Ninguém se dispõe a ouvir ao acaso. Quando se ouve, convoca-se a voz, cria-se aquele que diz. Mais ainda quando a voz chega em fragmentos, quase agramaticali- dades. Por exemplo – mas não é um exemplo ao acaso, o exemplo não existe, é um de-propósito, uma audição criadora – por exemplo: ouvir Parménides. Mas para que deveríamos, por que ousaríamos ouvir esse balbucio quase ininteligível, certamente intraduzível? Intraduzível pois, como diz Barbara Cassin (1998: 9), a tradução do Poema de Parménides é inacabável: a sua escuta é infinita, convocando sempre a reescrita.
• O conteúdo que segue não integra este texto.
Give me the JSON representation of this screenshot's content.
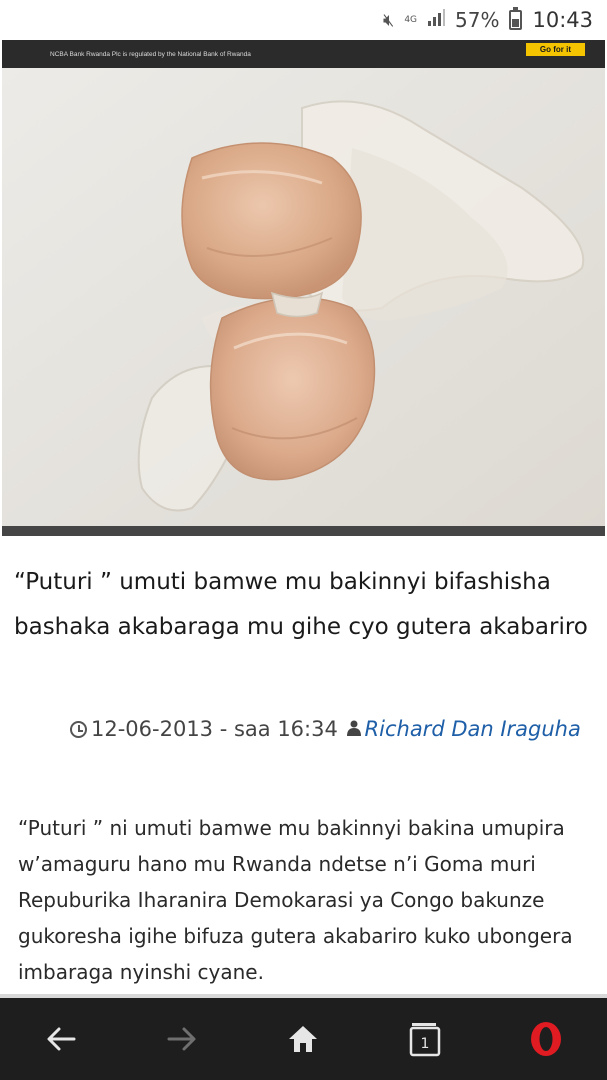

Ouvir é reescrever. Heidegger, que definiu a ideia de apelo, de chamamento, conhece essa inevitabilidade – mas lamenta-a:

“todo o pensamento tardio que tenta estabelecer um diálogo com o pensamento antigo não pode senão ouvir o silêncio do pensamento antigo do próprio lugar onde ele mora e trazê-lo assim até um dizer. Certamente assim não se pode evitar que o pensamento antigo seja integrado num falar recente” (1954: 287-288)

Aquém do tom disfórico, da denúncia do discurso híbrido, da vontade (quão paradoxal e desmentida em Heidegger, que faz todos os autores antigos falarem heide- ggerianamente) de ouvir a voz grega na sua pureza irredutível, devemos perguntar-nos, por dúvida metódica: não como ouvir Parménides – mas simplesmente: para quê ouvir Parménides? Que nos pode dar o seu Poema, os seus fragmentos, que o presente não nos dá ou, para escrever com as palavras de Heidegger, que o presente esqueceu? Como preservar, nessa audição, a fidelidade e o diálogo? Mas acaso há que ser fiel?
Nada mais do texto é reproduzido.